Nur wer lesen, schreiben und rechnen kann, hat die Chance, einen Beruf zu erlernen und damit im Leben auf eigenen Beinen zu stehen. Doch in Uganda – wie in vielen anderen afrikanischen Ländern - gehen sehr viele Kinder nicht einmal zur Grundschule, weil sie arbeiten müssen oder die Familie das Schulgeld nicht bezahlen kann.
Esomero bedeutet „Schule“ auf Luganda. Ziel der Initiative Somero ist es daher, die schulische und berufliche Ausbildung von Kindern und Jugendlichen in Uganda, die bisher keinen oder nur geringen Zugang zu Bildung hatten, direkt und unbürokratisch zu unterstützen. Weil Mädchen und junge Frauen in Uganda besonders geringe Bildungschancen haben, liegt ein besonderer Schwerpunkt von Somero auf der Förderung von Mädchen und jungen Frauen.
Somero vermittelt Bildungspatenschaften. Über die Bildungspatenschaft werden Schulgebühren, Schulmaterialien und weitere Dinge des täglichen Lebens wie Seife, Kleidung sowie medizinische Ausgaben finanziert. Die Förderung ist nicht nur finanzieller, sondern auch ideeller Natur.

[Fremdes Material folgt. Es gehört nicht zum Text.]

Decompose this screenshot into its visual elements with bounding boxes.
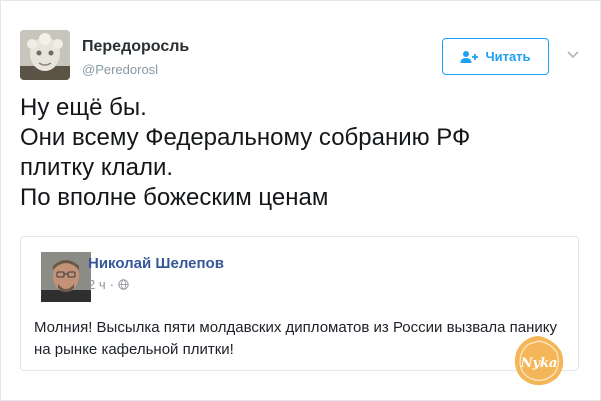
nyka-logo-watermark: Nyka [514,336,564,386]
tweet-text-line: По вполне божеским ценам [20,184,329,211]
svg-text:Nyka: Nyka [520,356,558,371]
quoted-post[interactable]: Николай Шелепов 2 ч · Молния! Высылка пя… [20,236,579,371]
add-user-icon [460,50,479,63]
follow-label: Читать [485,49,531,64]
quoted-post-text: Молния! Высылка пяти молдавских дипломат… [34,319,557,358]
tweet-text-line: плитку клали. [20,154,174,181]
tweet-text-line: Они всему Федеральному собранию РФ [20,124,471,151]
follow-button[interactable]: Читать [442,38,549,75]
globe-icon [118,279,129,290]
quoted-author-name[interactable]: Николай Шелепов [88,255,224,272]
tweet-text: Ну ещё бы. Они всему Федеральному собран… [20,93,590,213]
chevron-down-icon[interactable] [566,50,580,60]
author-avatar[interactable] [20,30,70,80]
quoted-post-meta: 2 ч · [88,277,129,292]
quoted-author-photo[interactable] [41,252,91,302]
quoted-post-time[interactable]: 2 ч [88,277,106,292]
author-handle[interactable]: @Peredorosl [82,62,158,77]
tweet-card: Передоросль @Peredorosl Читать Ну ещё бы… [0,0,601,401]
meta-separator: · [109,277,114,292]
tweet-text-line: Ну ещё бы. [20,94,147,121]
author-name[interactable]: Передоросль [82,38,189,56]
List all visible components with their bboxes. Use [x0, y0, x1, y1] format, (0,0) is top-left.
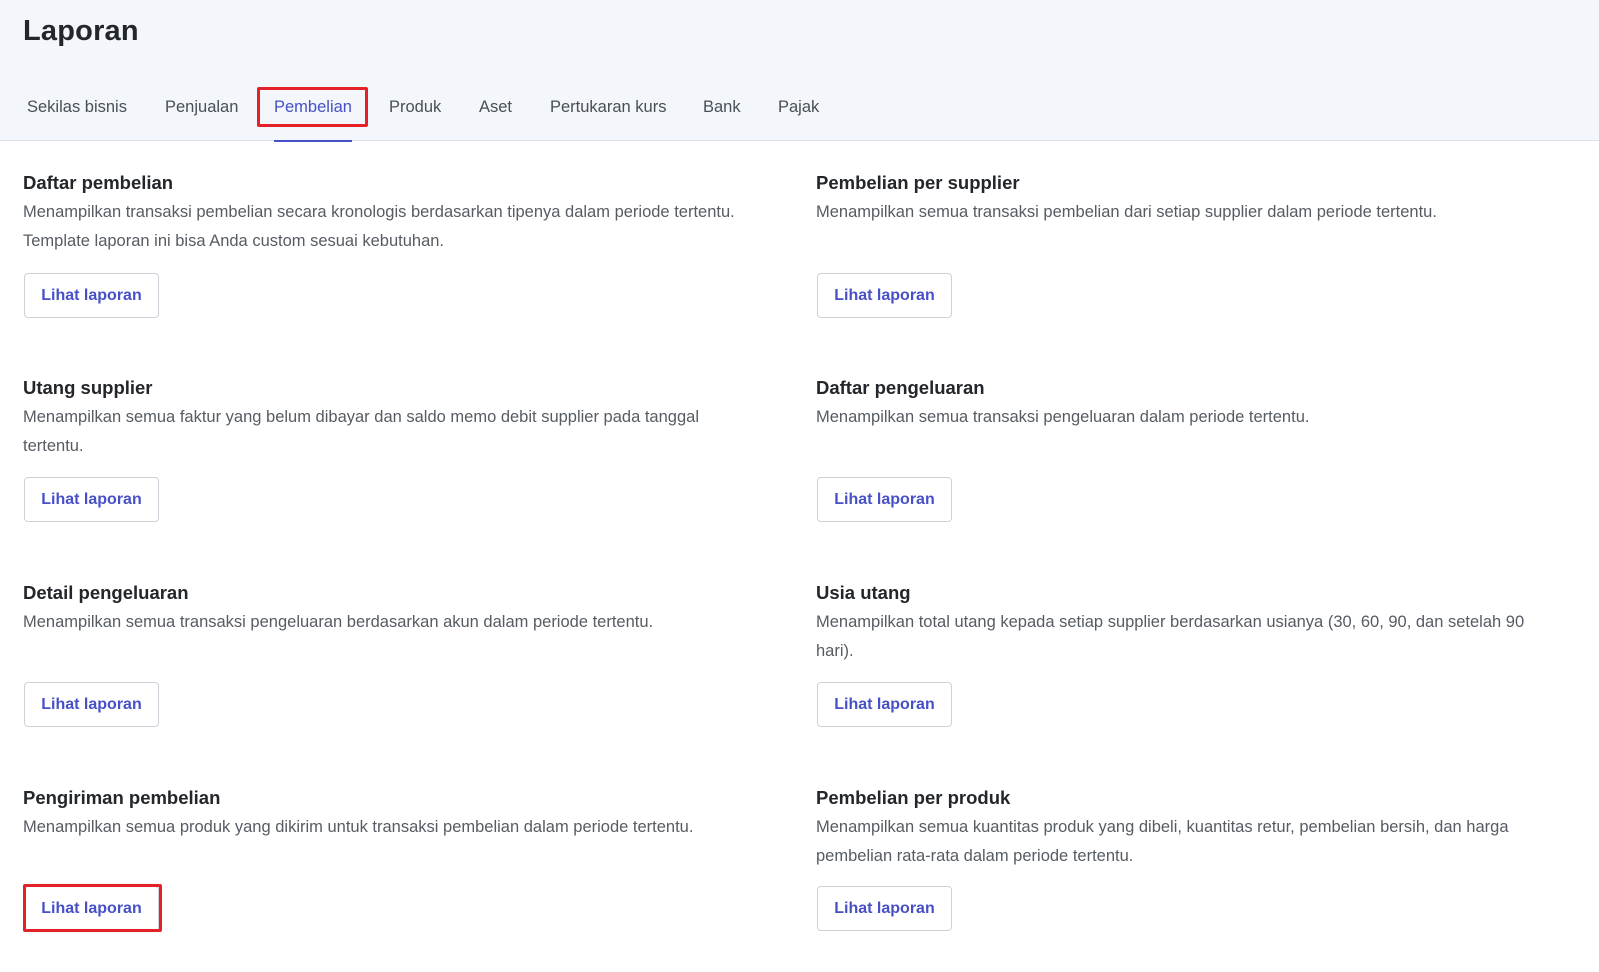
tab-aset[interactable]: Aset — [479, 86, 512, 141]
page-header: Laporan Sekilas bisnis Penjualan Pembeli… — [0, 0, 1599, 142]
report-description: Menampilkan total utang kepada setiap su… — [816, 613, 1525, 660]
report-card-pengiriman-pembelian: Pengiriman pembelian Menampilkan semua p… — [23, 786, 763, 842]
report-description: Menampilkan semua transaksi pembelian da… — [816, 203, 1437, 221]
view-report-button-pembelian-per-produk[interactable]: Lihat laporan — [817, 886, 952, 931]
view-report-button-daftar-pembelian[interactable]: Lihat laporan — [24, 273, 159, 318]
page-title: Laporan — [23, 15, 139, 47]
view-report-button-detail-pengeluaran[interactable]: Lihat laporan — [24, 682, 159, 727]
report-card-usia-utang: Usia utang Menampilkan total utang kepad… — [816, 581, 1561, 665]
view-report-button-utang-supplier[interactable]: Lihat laporan — [24, 477, 159, 522]
view-report-button-pembelian-per-supplier[interactable]: Lihat laporan — [817, 273, 952, 318]
tab-sekilas-bisnis[interactable]: Sekilas bisnis — [27, 86, 127, 141]
report-title: Pembelian per produk — [816, 787, 1011, 808]
report-card-detail-pengeluaran: Detail pengeluaran Menampilkan semua tra… — [23, 581, 763, 637]
report-description: Menampilkan semua kuantitas produk yang … — [816, 818, 1509, 865]
tab-produk[interactable]: Produk — [389, 86, 441, 141]
view-report-button-daftar-pengeluaran[interactable]: Lihat laporan — [817, 477, 952, 522]
report-description: Menampilkan semua transaksi pengeluaran … — [816, 408, 1310, 426]
report-description: Menampilkan transaksi pembelian secara k… — [23, 203, 735, 250]
tab-pertukaran-kurs[interactable]: Pertukaran kurs — [550, 86, 666, 141]
report-description: Menampilkan semua transaksi pengeluaran … — [23, 613, 654, 631]
report-title: Daftar pengeluaran — [816, 377, 985, 398]
report-description: Menampilkan semua faktur yang belum diba… — [23, 408, 699, 455]
report-description: Menampilkan semua produk yang dikirim un… — [23, 818, 694, 836]
report-tabs: Sekilas bisnis Penjualan Pembelian Produ… — [0, 86, 1599, 142]
report-card-daftar-pembelian: Daftar pembelian Menampilkan transaksi p… — [23, 171, 763, 255]
tab-pajak[interactable]: Pajak — [778, 86, 819, 141]
report-card-pembelian-per-produk: Pembelian per produk Menampilkan semua k… — [816, 786, 1561, 870]
tab-penjualan[interactable]: Penjualan — [165, 86, 238, 141]
report-title: Daftar pembelian — [23, 172, 174, 193]
report-title: Usia utang — [816, 582, 911, 603]
report-title: Detail pengeluaran — [23, 582, 189, 603]
tab-pembelian[interactable]: Pembelian — [274, 86, 352, 142]
report-title: Pembelian per supplier — [816, 172, 1020, 193]
report-card-pembelian-per-supplier: Pembelian per supplier Menampilkan semua… — [816, 171, 1561, 227]
report-card-daftar-pengeluaran: Daftar pengeluaran Menampilkan semua tra… — [816, 376, 1561, 432]
report-card-utang-supplier: Utang supplier Menampilkan semua faktur … — [23, 376, 763, 460]
tab-bank[interactable]: Bank — [703, 86, 741, 141]
report-title: Utang supplier — [23, 377, 153, 398]
report-title: Pengiriman pembelian — [23, 787, 221, 808]
view-report-button-usia-utang[interactable]: Lihat laporan — [817, 682, 952, 727]
view-report-button-pengiriman-pembelian[interactable]: Lihat laporan — [24, 886, 159, 931]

Denn um einen jungen Menschen auf dem Weg in die Selbstständigkeit zu unterstützen, bedarf es einer umfassenden Förderung, die sich nicht nur auf die Schulbildung beschränkt. Dazu gehört das Angebot einer beruflichen Perspektive, Beratung in allen Lebensfragen, medizinische und auch psychische Betreuung, denn viele Jugendliche sind durch Misshandlung und sexuellen Missbrauch, extreme Armut und HIV/AIDS traumatisiert. Den geförderten jungen Menschen steht deshalb ein Mentor zur Seite, der sich regelmäßig mit ihnen trifft. Bei Bedarf hilft er den Jugendlichen dabei, geeignete medizinische und therapeutische Behandlung zu erhalten. Der Mentor unterstützt die Stärkung des Selbstvertrauens und der Selbstverantwortung der Jugendlichen. Bisher übernimmt der ugandische Sozialarbeiter Geofrey Nsubunga diese Aufgabe. Er ist sehr erfahren in der Arbeit mit Kindern und Jugendlichen aus den Slums von Kampala und setzt sich unermüdlich für die Mädchen ein. Er hat bereits andere Sozialarbeiter mobilisiert, die ihn unterstützen werden, sobald unsere Initiative wächst und er die Mädchen nicht mehr alleine betreuen kann.